Spotlight Poster
ChronoMagic: A Benchmark for Metamorphic Evaluation of Time-lapse Text-to-Video Generation
Shenghai Yuan · Jinfa Huang · Yongqi Xu · YaoYang Liu · Shaofeng Zhang · Yujun Shi · Rui-Jie Zhu · Xinhua Cheng · Jiebo Luo · Li Yuan
East Exhibit Hall A-C #1611
We propose a novel text-to-video (T2V) generation benchmark, to evaluate the temporal and metamorphic knowledge skills in time-lapse video generation of the T2V models (e.g. Sora and Lumiere). Compared to existing benchmarks that focus on visual quality and text relevance of generated videos, ChronoMagic-Bench focuses on the models’ ability to generate time-lapse videos with significant metamorphic amplitude and temporal coherence. The benchmark probes T2V models for their physics, biology, and chemistry capabilities, in a free-form text control. For these purposes, ChronoMagic-Bench introduces 1,649 prompts and real-world videos as references, categorized into four major types of time-lapse videos: biological, human creation, meteorological, and physical phenomena, which are further divided into 75 subcategories. This categorization ensures a comprehensive evaluation of the models’ capacity to handle diverse and complex transformations. To accurately align human preference on the benchmark, we introduce two new automatic metrics, MTScore and CHScore, to evaluate the videos' metamorphic attributes and temporal coherence.

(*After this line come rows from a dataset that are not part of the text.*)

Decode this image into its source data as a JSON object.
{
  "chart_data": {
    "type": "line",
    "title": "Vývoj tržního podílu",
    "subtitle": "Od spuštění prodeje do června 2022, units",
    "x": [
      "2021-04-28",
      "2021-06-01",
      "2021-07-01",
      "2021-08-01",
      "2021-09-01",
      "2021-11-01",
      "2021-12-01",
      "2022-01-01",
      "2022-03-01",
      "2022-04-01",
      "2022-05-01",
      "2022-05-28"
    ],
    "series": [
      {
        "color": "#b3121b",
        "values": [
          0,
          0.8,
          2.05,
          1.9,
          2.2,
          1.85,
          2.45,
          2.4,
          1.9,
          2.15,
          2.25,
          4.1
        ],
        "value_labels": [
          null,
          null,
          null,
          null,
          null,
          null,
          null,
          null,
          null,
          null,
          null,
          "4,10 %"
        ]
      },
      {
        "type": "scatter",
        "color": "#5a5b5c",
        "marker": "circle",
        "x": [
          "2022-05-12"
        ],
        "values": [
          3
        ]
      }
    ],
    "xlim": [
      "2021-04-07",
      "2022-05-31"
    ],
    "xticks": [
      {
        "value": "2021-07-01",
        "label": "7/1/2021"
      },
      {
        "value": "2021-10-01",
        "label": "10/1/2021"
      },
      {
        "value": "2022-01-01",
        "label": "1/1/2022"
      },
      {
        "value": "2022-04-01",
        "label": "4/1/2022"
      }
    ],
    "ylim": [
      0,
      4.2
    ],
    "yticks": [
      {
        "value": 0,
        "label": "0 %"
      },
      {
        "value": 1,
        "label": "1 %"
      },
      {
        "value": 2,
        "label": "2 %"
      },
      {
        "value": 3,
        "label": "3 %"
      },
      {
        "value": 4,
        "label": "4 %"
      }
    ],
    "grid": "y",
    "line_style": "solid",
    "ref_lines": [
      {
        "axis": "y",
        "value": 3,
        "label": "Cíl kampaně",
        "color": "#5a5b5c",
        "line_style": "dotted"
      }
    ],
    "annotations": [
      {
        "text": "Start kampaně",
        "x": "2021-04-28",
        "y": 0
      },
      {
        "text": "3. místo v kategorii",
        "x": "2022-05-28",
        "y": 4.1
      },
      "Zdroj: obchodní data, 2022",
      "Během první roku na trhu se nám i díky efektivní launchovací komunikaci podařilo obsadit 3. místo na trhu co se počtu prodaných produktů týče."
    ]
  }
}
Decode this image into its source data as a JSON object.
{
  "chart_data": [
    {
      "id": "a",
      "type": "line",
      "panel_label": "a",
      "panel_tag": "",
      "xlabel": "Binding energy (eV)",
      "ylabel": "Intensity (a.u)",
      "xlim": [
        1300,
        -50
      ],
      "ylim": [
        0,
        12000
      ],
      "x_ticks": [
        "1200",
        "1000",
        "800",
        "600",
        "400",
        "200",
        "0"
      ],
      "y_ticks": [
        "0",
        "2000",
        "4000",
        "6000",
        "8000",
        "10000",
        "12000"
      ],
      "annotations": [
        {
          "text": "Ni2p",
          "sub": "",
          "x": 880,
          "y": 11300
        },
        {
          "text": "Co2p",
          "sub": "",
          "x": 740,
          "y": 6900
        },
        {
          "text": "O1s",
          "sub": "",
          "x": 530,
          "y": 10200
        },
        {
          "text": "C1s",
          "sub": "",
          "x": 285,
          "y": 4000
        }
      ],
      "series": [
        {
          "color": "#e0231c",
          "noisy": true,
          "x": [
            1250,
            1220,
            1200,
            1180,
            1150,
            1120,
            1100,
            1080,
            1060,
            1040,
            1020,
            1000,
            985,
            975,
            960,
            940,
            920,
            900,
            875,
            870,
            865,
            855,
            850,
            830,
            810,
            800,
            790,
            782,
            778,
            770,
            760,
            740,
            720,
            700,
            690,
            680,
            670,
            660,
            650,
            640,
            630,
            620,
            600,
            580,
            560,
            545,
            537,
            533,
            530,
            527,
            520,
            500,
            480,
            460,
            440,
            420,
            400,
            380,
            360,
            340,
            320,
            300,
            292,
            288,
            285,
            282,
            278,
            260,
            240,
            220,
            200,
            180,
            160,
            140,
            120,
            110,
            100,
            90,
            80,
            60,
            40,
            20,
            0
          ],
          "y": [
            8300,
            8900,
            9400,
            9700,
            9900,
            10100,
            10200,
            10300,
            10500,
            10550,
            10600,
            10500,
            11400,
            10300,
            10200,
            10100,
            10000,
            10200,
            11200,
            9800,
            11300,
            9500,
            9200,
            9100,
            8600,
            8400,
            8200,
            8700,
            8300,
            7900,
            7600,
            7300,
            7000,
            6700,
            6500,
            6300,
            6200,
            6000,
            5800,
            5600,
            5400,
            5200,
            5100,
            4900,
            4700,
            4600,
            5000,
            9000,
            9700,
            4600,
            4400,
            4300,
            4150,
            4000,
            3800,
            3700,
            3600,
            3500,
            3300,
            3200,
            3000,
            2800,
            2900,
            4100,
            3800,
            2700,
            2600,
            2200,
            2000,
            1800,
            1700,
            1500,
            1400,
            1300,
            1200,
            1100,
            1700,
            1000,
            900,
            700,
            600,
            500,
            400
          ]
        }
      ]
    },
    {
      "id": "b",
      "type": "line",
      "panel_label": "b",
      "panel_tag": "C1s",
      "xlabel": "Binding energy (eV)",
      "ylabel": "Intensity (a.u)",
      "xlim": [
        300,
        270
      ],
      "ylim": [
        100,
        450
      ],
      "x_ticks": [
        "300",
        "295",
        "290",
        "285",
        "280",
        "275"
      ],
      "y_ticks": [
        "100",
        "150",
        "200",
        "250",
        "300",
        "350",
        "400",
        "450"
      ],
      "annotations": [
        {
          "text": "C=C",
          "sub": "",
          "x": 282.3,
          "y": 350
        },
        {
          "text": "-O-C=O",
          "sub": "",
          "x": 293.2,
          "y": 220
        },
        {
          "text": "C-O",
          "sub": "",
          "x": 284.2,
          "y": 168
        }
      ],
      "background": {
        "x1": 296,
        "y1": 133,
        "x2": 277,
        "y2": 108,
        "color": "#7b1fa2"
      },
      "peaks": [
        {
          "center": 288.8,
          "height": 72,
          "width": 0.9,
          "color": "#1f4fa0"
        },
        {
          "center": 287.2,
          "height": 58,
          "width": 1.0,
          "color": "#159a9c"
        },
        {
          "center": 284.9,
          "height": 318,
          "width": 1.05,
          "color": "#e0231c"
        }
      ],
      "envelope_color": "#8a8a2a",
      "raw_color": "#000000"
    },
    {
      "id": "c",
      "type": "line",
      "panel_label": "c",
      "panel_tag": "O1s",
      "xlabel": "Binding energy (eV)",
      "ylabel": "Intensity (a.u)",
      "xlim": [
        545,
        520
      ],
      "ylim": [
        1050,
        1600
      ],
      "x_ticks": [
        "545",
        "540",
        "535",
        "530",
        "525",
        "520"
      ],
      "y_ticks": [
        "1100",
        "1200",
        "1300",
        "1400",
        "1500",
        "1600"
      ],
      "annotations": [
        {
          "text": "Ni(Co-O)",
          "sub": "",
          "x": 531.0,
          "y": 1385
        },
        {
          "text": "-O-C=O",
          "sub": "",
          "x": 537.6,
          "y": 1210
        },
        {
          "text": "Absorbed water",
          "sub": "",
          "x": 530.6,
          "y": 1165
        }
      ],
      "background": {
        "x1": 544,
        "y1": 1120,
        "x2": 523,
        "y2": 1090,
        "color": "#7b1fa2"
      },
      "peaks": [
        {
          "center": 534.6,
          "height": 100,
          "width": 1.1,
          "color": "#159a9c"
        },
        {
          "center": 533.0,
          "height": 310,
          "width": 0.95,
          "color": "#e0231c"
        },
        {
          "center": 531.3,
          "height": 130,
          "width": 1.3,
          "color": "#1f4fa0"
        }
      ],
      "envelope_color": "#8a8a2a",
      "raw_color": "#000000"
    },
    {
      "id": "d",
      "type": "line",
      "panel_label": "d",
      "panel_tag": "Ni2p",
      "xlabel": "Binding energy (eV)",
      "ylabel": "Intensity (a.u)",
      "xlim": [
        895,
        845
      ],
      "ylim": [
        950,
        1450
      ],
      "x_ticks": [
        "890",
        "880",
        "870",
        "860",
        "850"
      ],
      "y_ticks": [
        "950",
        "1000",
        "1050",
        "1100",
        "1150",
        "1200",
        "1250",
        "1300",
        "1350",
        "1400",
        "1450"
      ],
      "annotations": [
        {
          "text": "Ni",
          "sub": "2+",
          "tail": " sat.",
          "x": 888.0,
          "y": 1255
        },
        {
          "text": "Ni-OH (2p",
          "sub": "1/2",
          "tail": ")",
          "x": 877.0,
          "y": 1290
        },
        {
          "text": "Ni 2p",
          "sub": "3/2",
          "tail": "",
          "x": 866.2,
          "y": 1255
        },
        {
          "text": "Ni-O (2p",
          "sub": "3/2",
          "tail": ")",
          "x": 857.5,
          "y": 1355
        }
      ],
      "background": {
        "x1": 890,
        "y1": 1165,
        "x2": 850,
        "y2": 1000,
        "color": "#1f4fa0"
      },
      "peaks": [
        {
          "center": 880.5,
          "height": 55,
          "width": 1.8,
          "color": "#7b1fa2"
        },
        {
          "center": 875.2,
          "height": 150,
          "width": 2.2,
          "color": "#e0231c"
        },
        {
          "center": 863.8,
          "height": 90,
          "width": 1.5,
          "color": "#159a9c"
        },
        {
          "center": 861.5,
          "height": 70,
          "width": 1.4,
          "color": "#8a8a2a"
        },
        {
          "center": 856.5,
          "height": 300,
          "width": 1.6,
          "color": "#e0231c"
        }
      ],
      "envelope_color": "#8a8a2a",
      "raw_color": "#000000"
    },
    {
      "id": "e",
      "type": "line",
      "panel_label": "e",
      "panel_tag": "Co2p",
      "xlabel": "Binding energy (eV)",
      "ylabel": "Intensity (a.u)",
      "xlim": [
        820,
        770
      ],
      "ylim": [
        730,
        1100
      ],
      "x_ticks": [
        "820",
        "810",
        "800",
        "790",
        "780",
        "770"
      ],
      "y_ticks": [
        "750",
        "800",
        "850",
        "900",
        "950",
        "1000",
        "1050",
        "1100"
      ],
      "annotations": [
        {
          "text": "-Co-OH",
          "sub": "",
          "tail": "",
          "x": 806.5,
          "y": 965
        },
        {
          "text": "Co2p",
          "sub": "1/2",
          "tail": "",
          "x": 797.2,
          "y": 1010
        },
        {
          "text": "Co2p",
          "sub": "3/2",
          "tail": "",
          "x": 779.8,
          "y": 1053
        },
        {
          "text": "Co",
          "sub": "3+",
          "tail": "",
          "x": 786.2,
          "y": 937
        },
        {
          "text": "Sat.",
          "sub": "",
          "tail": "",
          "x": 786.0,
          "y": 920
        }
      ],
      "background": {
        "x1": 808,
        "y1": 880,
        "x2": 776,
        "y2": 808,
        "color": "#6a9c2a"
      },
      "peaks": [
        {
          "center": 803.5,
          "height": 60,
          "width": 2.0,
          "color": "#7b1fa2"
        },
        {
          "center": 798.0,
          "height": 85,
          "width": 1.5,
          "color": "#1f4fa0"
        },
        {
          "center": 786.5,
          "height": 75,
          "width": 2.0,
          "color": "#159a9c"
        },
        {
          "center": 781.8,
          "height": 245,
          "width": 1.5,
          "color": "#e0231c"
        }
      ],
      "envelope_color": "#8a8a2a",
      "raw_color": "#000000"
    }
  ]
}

MTScore measures the metamorphic amplitude, reflecting the degree of change over time, while CHScore assesses the temporal coherence, ensuring the generated videos maintain logical progression and continuity. Based on the ChronoMagic-Bench, we conduct comprehensive manual evaluations of ten representative T2V models, revealing their strengths and weaknesses across different categories of prompts, providing a thorough evaluation framework that addresses current gaps in video generation research. More encouragingly, we create a large-scale ChronoMagic-Pro dataset, containing 460k high-quality pairs of 720p time-lapse videos and detailed captions. Each caption ensures high physical content and large metamorphic amplitude, which have a far-reaching impact on the video generation community. The source data and new metric code will be made publicly available.